The Serbian diaspora has always been heterogeneous by all criteria, professional and social, above all, and today it is more than ever. To the extent that it is reasonable to ask the question – is there an entity at all that could be called the Serbian diaspora, or is it just hundreds of thousands of unconnected individuals and their families who are temporarily or permanently looking for a better life outside their country. Their interest in Serbia and its future is low, you only need to look at the data on voting in Serbian parliamentary or presidential elections abroad, where no more than a few dozen emigrants have voted for years. Not to mention the higher level of interest in Serbia, which would be shown by their political activism in the countries where they live. No emigrant from Serbia is a member of the parliament of any influential western country, where the diaspora is most numerous. They are not in the Bundestag, where, for example, MP of Croatian origin is very active, or at the top of British institutions where there are Bosniaks in influential positions, not to mention the political activism of Kosovo Albanians where their emigrant communities are numerous, in America or Switzerland, for example.


The political activism of Serbian emigrants usually goes only to the Serbian embassy, and their ambition to the point of receiving an invitation for a reception on the occasion of Statehood Day and possibly to the privilege of hosting the ambassador and his guests from Serbia in a restaurant run by a Serb.


This ossified image is not and should not be a modern reflection of the relationship between the state of Serbia and its emigrants. It is only one part of the mythical mosaic, which also contains hundreds of billions of unused dollars, a strong Serbian political lobby in world decision-making centres, hundreds of thousands of unregistered and unrelated emigrants, and especially their desire to one day help Serbia. The homeland will have the right to expect something from its diaspora only when it invests something in it, and that investment should not go outside of Serbia, its place is in Serbia itself. It will do the best service to itself and the emigrants when it becomes a place that will not have emigration.

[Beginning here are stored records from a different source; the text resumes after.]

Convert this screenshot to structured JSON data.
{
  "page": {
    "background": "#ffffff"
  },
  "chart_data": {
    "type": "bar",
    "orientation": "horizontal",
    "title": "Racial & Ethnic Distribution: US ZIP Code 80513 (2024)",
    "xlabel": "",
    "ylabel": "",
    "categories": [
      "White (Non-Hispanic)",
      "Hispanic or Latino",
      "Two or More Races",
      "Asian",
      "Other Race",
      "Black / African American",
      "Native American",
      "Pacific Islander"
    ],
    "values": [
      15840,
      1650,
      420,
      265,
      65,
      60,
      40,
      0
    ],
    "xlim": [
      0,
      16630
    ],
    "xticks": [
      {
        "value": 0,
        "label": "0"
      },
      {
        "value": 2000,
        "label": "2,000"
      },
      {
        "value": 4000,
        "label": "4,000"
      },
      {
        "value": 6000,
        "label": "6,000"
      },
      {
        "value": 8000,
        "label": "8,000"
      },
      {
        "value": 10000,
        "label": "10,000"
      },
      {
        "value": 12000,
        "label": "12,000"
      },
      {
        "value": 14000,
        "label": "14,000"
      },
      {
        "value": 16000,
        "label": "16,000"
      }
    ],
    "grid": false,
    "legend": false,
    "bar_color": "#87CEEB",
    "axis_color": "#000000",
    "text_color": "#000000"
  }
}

Until then, the homeland has the right only to feel proud of some of its people, who have done great things in the big world. Just as Turkey can be proud of the Sahin-Türeci couple, who found the vaccine for COVID-19, but nothing more than that, because the vaccine was developed and produced by their German company BioNTech. Just as, in the end, Serbs and Serbia can only be proud of Tesla and Pupin, as their compatriots, and nothing more, because all their ingenious work has to do only with America. It is the only fair relationship between the diaspora and the homeland. That is where we should start from, and everything else remains futile self-deception.